Jazz à Caudéran 2019

Solange Lemoine : Si tu étais musicien, aujourd’hui, mais si tu n’étais pas Samy Thiébault, qui serais-tu ?

Samy Thiébault : Difficile de répondre. Selon moi, la musique est complètement liée à l’intime et même si je suis fan de la musique de John Coltrane ou de Sonny Rollings et tant d’autres que j’écoutais et travaillais quand j’étais plus jeune, aujourd’hui, je pense que le seul travail d’un musicien est d’être honnête avec lui-même. On change et on doit être fidèle à soi-même, en perpétuelle évolution. Je voudrais juste rester moi-même et pas quelqu’un d’autre…
Je suis Nietzchéen, on ne peut considérer le monde qu’à partir de son point de vue… après on peut avoir de l’empathie pour les autres. C’est une façon d’être “avec”, et non “à la place de”.
Je voudrais juste être moi-même et pas quelqu’un d’autre.

SL : Quelle serait l’expression artistique — non explorée — avec laquelle tu voudrais collaborer dans le futur ?

Samy Thiébault : L’univers du hip-hop et des musiques urbaines, je ne le connais pas et j’aimerais le découvrir. J’aimerais vraiment travailler avec des rappeurs.
Si non, en rapport avec mon dernier album réalisé avec l’orchestre symphonique de Bretagne… j’aimerais travailler sur des musiques de film et approcher le monde du cinéma.
Voilà, c’est rap et cinéma.

SL : Pourrais-tu nous en dire un peu plus sur l’origine du projet de ton album “Caribbean Stories” au Venezuela ?

Samy Thiébault : Oui bien sûr. Nous avons fait une tournée au Venezuela en 2014 avec un autre quartet avec lequel je joue depuis près de 15 ans. Je connaissais peu ce pays, j’étais juste informé sur la situation politique. Dès notre arrivée dans le hall de l’hôtel, ce fût un choc musical ; un groupe de musiciens jouait une musique tellement riche, tellement complexe, impossible de trouver le premier temps. Et tout le monde dansait sur cette musique.
Je fus très surpris et intrigué. Tous nos concerts ensuite étaient comme ça, plus ont allait loin, plus on tentait des trucs, plus le public était à fond.
Le rapport à la musique est riche, populaire et dansant…
Pour moi la musique doit être populaire et riche. Mozart est populaire, Coltrane est populaire, Wagner est populaire, Bach est populaire…
Plus j’entendais la musique là-bas, plus j’entendais le blues très présent et plus j’étais persuadé que la musique avait à voir avec le Jazz. J’ai alors appris que les premiers ports de tris des esclaves n’étaient pas en Nouvelle Orléans mais dans les Caraïbes, donc que les premiers mélanges se sont faits dans les Caraïbes. Le projet est né à partir de ce moment-là, à ce sujet, nourri pas des rencontres extraordinaires qui m’ont extrêmement touchées. Il y a un système là-bas qui s’appelle la systema, une façon d’apprendre la musique aux enfants pour les aider à sortir de la misère qui m’a interpellé et puis tout le système politique là-bas.
Pendant 15 ans, l’évolution de la vie sociale et aussi de la musique ont été phénoménales et cette histoire a suscité chez moi une réelle passion… j’ai compris que mes connaissances concernant le jazz étaient parcellaires et c’est un sujet qui fût pour moi une histoire d’amour. Le jazz était d’essence caribéenne et je suis allé à ses racines.

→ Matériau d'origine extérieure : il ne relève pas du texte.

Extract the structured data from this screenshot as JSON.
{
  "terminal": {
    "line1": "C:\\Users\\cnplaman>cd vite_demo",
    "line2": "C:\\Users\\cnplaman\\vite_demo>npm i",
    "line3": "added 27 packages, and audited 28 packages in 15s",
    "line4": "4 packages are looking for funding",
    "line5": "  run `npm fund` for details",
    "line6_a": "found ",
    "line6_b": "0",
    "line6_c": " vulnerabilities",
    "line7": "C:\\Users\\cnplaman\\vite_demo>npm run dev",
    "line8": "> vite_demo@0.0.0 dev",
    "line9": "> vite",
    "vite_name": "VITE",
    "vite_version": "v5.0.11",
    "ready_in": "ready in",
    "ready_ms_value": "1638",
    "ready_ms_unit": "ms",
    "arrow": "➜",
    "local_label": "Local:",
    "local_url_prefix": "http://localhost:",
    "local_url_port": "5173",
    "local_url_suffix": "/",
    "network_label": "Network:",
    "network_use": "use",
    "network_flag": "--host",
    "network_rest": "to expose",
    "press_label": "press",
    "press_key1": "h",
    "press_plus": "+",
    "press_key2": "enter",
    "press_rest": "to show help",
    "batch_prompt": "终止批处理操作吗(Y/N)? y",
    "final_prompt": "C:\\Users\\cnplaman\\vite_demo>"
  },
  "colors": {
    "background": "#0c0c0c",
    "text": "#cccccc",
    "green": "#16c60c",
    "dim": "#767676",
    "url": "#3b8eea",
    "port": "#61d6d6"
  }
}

SL : Imaginons… nous sommes aujourd’hui le 2021… Dans quelle grande salle aimerais-tu jouer ce soir ?
Samy Thiébault : J’aimerais bien jouer au North Sea Jazz Festival ou alors je joue à l’Olympia avec ma musique, fidèle à moi-même.

SL : Saurais-tu définir ce que tu offres au monde ?

Samy Thiébault : Empathie – Partage – Ouverture
Ces mots paraissent peut-être banals mais sont très importants pour moi. J’aime “me perdre” dans autrui pour me remettre en question.